Hint: you can sell them in diferent packs.

1 sells 50 apples for $x

2 sells 30 apples for $x

3 sells 10 apples for $x

or

1 sells 25,10,5 for $x each = 2x,5x,10x respectively

2 sells 15,6,3 for $x = 2x, 5x,10x respectively

3 sells 5,2,1 for $x each = 2x,5x,10x respectively

and the price x is irrelevent - 28 Jun '06 20:07

sell them in packs so that the prize is the same, imagine that they went out two times to sell them, and by imposible reasons the price had, they could not sell them all the first time, so they regrouped, rearanged the price for the last ones and finished.*Originally posted by aginis***then any price will do**

1 sells 50 apples for $x

2 sells 30 apples for $x

3 sells 10 apples for $x

or

1 sells 25,10,5 for $x each = 2x,5x,10x respectively

2 sells 15,6,3 for $x = 2x, 5x,10x respectively

3 sells 5,2,1 for $x each = 2x,5x,10x respectively

and the price x is irrelevent

this hint is too much i think, I am going out now be back in a few hours - 28 Jun '06 20:42

ok, its not a hint if the question doesn't make sense. you have to set some sort of rules.*Originally posted by Superman***sell them in packs so that the prize is the same, imagine that they went out two times to sell them, and by imposible reasons the price had, they could not sell them all the first time, so they regrouped, rearanged the price for the last ones and finished.**

this hint is too much i think, I am going out now be back in a few hours

once again the price could be anything

day1 employee 1 sells 49 apples for 261 dollars a piece netting $12,789

employee's 2 and 3 have a slow day and sell no apples

day2 employee 1 is trying to sell his last apple for 441 dollars but fails

employee 2 sells 29 apples at 441 each netting 12,789

employee 3 has a slow day no sales

day 3 employee 1 is selling his last apple at 1421

he and employee 2 fail

but employee sells 9 apples and the brooklyn bridge for $12,789

day 4 blow out sale all three employees sell their last remaining apple for $1 each nets $12790

do me a favor don't become a math teacher (i hear McDonalds is hiring.) - 29 Jun '06 03:45

Yes, I guess you are right, you reached the solution, only in a different way than the one I have, but it is like you said, it doesn’t mater the amount, so this problem has as much solutions as numbers, unless you make a rule for that.*Originally posted by aginis***ok, its not a hint if the question doesn't make sense. you have to set some sort of rules.**

once again the price could be anything

day1 employee 1 sells 49 apples for 261 dollars a piece netting $12,789

employee's 2 and 3 have a slow day and sell no apples

day2 employee 1 is trying to sell his last apple for 441 dollars but fails

employee 2 sells 29 a ...[text shortened]... 1 each nets $12790

do me a favor don't become a math teacher (i hear McDonalds is hiring.)
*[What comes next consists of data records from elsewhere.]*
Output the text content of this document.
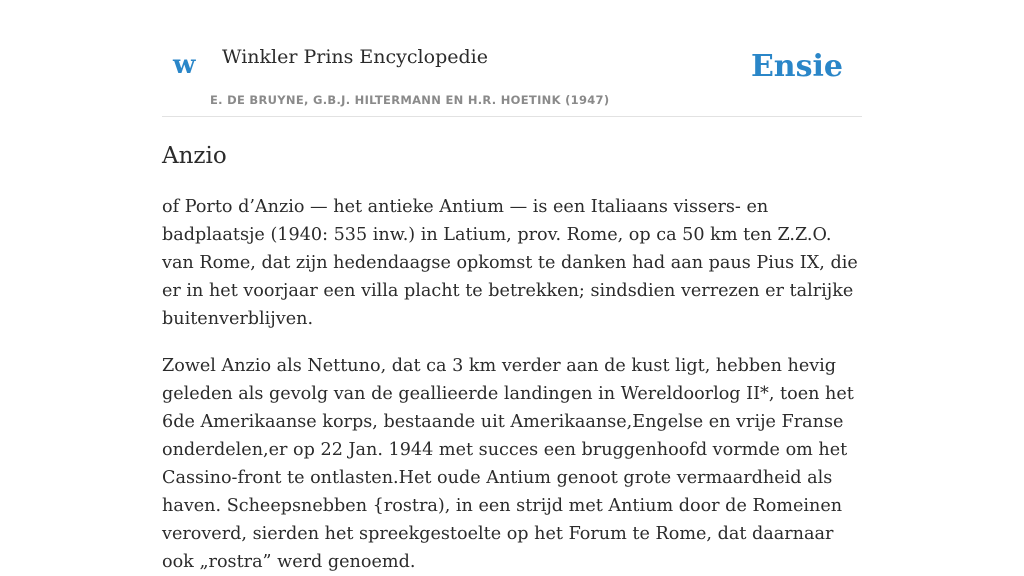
w Winkler Prins Encyclopedie
E. DE BRUYNE, G.B.J. HILTERMANN EN H.R. HOETINK (1947)
Ensie
Anzio

of Porto d’Anzio — het antieke Antium — is een Italiaans vissers- en badplaatsje (1940: 535 inw.) in Latium, prov. Rome, op ca 50 km ten Z.Z.O. van Rome, dat zijn hedendaagse opkomst te danken had aan paus Pius IX, die er in het voorjaar een villa placht te betrekken; sindsdien verrezen er talrijke buitenverblijven.

Zowel Anzio als Nettuno, dat ca 3 km verder aan de kust ligt, hebben hevig geleden als gevolg van de geallieerde landingen in Wereldoorlog II*, toen het 6de Amerikaanse korps, bestaande uit Amerikaanse,Engelse en vrije Franse onderdelen,er op 22 Jan. 1944 met succes een bruggenhoofd vormde om het Cassino-front te ontlasten.Het oude Antium genoot grote vermaardheid als haven. Scheepsnebben {rostra), in een strijd met Antium door de Romeinen veroverd, sierden het spreekgestoelte op het Forum te Rome, dat daarnaar ook „rostra” werd genoemd.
Here is the solution I have.

Employee 1 started selling seven apples per dollar, so she sold 49 apples obtaining 7 dollars, and 1 apple left.

Employee 2 was obliged to sell the same so he sold 28 apples obtaining 4 dollars, and 2 apples left.

Employee 3 did the same and sold 7 apples obtaining 1 dollar and 3 apples left.

Because it was impossible to sell 7 apples for them, they regrouped and employee 1 set a new price:

Employee 1 sold his remaining apple for 3 dollars

Employee 2 did the same with his apples and obtained 6 dollars

Employee 3 did the same with his 3 apples and obtained 9 dollars

So employee 1 has 7 dollars the first sale and 3 the second equals 10

And employee 2 has 4 dollars the first sale and 6 the second equals 10

Employee 3 had 1 dollar from the first sale and 9 the second it equals 10

I guess the rule would be to sell the apples at a reasonable price, because who would buy an apple for 441 dollars?

I will take your advice, wont be a teacher.